Among the defendants was Chicago Local 5 president Al Pilotto, who doubled as an Accardo LCN capo. Seven weeks after the indictment, as Pilotto was playing golf in suburban Chicago, a ski-masked gunman shot him five times. Incredibly, Pilotto survived. But soon one of the golf partners was discovered with his throat cut, and another associate was found tortured and burned to death.

At this point the hit man in the Pilotto shooting turned himself in to the FBI. He revealed that the two dead men had been his bosses and had informed him that Accardo had ordered the Pilotto hit to keep the Local 5 president quiet.

None of this evidence of Mafia involvement was deemed relevant to the racketeering trial. Twelve were convicted, but jurors acquitted Fosco and Accardo.

Subsequently Hauser, the top Mafia specialist on looting union pension funds, told Congress that Accardo had "handpicked" Fosco as LIU president in 1975. Another Mob associate testified he had personally delivered payoffs to Fosco. When the President's Commission on Organized Crime sought to question Fosco, the union president fled behind the Fifth Amendment.

Brave Rebels. As the Florida prosecutions unfolded, Fosco and his allies faced insurrection from within. A scattering of rank-and-file rebels from Fairbanks to Miami formed "Laborers for a Democratic Union" and challenged Fosco's re-election to the presidency of the LIU. But when Dennis Ryan, an LDU delegate, tried to nominate an opponent at the 1981 convention in Hollywood, Fla., he was beaten savagely by approximately 20 delegates and sergeants-at-arms. From an underworld informant the FBI learned the attack was ordered by Ralph Scopo in New York. .

A month later, Ryan and eight fellow Laborers filed a suit accusing Fosco and other top LIU officers of racketeering asking that a court-appointed trustee take over the union. But the of attorneys, paid out of the LIU treasury, stalled for time, withholding crucial documents, conducting endless depositions and filing a frivolous countersuit.

The LIU dissenters' hopes focused on Robert E. Powell, LIU senior vice president and the ranking black in the hierarchy. Powell, whose reputation for integrity was good, was urged by many rank-and-filers to challenge Fosco for the presidency.

Powell became the target of a campaign of intimidation. In an affidavit, he described a death threat delivered personally by Fosco. Midnight phone calls threatened Powell's wife and daughter. Dead pigeons and rats were placed on his car. He moved his family out of Washington and began wearing a bulletproof vest and packing a pistol. Finally, in 1984, Powell retired in despair.

With him went the last hope of rank-and-filers for a cleanup from within. Their war chest exhausted by LIU counsel Connerton's blizzard of legal paper, the dissidents' lawsuit was dismissed last year.

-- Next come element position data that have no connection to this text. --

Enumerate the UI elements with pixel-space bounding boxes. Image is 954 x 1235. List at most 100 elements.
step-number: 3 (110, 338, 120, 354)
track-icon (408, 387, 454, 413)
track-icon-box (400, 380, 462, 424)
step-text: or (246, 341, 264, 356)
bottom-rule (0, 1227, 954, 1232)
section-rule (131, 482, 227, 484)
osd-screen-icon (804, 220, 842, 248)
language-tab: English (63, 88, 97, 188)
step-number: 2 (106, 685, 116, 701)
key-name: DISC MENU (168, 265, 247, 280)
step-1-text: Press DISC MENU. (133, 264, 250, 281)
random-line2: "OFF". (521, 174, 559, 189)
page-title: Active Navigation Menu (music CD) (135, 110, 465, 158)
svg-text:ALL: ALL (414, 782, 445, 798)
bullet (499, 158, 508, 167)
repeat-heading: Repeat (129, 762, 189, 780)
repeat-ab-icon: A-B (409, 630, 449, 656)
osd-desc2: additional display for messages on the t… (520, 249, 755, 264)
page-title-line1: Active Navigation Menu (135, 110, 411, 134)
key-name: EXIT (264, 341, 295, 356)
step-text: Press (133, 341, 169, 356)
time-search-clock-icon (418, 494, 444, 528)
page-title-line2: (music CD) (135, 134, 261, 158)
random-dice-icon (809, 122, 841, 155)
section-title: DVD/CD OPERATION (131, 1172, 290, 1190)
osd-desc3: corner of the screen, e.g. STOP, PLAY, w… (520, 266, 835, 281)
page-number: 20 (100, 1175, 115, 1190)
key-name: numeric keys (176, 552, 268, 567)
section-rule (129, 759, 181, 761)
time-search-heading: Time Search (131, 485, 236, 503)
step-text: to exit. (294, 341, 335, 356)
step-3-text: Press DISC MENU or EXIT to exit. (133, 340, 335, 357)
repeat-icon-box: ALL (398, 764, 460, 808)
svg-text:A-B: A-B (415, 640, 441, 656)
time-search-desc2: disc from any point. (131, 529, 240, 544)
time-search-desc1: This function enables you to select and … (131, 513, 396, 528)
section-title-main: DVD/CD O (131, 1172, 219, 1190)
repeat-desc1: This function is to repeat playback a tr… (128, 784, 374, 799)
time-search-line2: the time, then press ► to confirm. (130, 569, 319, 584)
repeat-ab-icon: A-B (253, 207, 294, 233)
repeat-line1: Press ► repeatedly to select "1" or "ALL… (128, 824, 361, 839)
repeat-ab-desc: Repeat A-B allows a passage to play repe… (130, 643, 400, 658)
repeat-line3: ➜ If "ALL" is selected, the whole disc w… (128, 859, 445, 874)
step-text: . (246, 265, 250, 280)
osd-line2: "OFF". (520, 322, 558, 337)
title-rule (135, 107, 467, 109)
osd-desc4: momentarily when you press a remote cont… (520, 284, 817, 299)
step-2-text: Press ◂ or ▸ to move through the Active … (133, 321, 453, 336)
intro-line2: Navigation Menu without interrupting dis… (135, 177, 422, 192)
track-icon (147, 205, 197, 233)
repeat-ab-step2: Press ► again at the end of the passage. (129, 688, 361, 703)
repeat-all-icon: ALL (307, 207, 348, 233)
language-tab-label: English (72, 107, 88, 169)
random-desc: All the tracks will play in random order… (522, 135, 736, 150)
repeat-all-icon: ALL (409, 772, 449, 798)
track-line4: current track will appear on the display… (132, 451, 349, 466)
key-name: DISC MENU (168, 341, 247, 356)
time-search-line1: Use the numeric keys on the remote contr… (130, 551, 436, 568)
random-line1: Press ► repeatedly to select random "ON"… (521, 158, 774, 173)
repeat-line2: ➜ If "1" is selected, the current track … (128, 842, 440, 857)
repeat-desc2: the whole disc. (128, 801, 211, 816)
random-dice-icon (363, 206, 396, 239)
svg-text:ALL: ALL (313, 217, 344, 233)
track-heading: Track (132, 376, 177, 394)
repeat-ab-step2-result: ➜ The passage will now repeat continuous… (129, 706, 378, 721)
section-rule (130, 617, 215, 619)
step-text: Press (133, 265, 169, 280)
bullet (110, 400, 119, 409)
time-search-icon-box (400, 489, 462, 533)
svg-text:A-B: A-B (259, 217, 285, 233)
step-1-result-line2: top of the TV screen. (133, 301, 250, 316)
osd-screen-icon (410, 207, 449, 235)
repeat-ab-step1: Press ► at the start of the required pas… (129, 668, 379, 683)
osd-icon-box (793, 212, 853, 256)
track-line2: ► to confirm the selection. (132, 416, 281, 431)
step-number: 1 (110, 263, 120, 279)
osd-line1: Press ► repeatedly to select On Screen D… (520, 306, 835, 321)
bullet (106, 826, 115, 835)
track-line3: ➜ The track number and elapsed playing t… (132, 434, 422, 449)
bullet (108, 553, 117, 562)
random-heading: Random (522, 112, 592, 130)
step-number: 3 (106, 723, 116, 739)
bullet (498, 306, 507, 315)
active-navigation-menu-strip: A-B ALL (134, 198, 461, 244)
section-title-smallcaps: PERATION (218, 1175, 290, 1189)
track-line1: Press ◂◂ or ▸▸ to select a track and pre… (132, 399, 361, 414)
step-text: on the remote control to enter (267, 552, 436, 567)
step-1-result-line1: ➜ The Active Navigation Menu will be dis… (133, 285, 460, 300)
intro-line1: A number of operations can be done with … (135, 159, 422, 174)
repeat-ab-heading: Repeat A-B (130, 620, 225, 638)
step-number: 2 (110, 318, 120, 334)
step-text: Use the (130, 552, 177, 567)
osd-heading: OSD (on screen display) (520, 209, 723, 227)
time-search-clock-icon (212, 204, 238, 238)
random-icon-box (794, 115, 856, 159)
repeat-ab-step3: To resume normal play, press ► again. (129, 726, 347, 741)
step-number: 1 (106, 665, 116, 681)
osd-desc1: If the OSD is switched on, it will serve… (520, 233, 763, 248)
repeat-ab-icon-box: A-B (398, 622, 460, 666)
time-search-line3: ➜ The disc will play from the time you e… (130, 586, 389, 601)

SEVENTY-SEVEN LIU officers, members and service providers have been convicted since 1980, yet killers and thugs still dot the union payrolls. Of the nation's "50 biggest Mafia bosses" named by Fortune magazine, four were LIU officers and five more have been prosecuted in racketeering schemes involving the union.

Since 1970, the Racketeer Influenced and Corrupt Organizations Act has made it possible to remove corrupt union and corporate officials. But under four presidents and nine attorneys general of both parties, civil RICO suits have been filed against unions only three times. One was against Ralph Scopo's LIU District Council and one local in New York; last March a judge placed both under federal trusteeship, removing 16 of the 25 of officers; he banned 13 for life from holding union office, and expelled 7 from the LIU altogether.

Such vigorous Justice Department intervention must be repeated with the LIU and wherever the mobsters influence its components. As Robert Powell testified before the President's Commission on Organized Crime: "As soon as you put one in jail, another one steps in his place. Until the U.S. government places these groups under trusteeship and gets someone in there to turn these organizations back to their members, you will never clean out the corruption."

Until that day, America's 466,000 Laborers will be in bondage.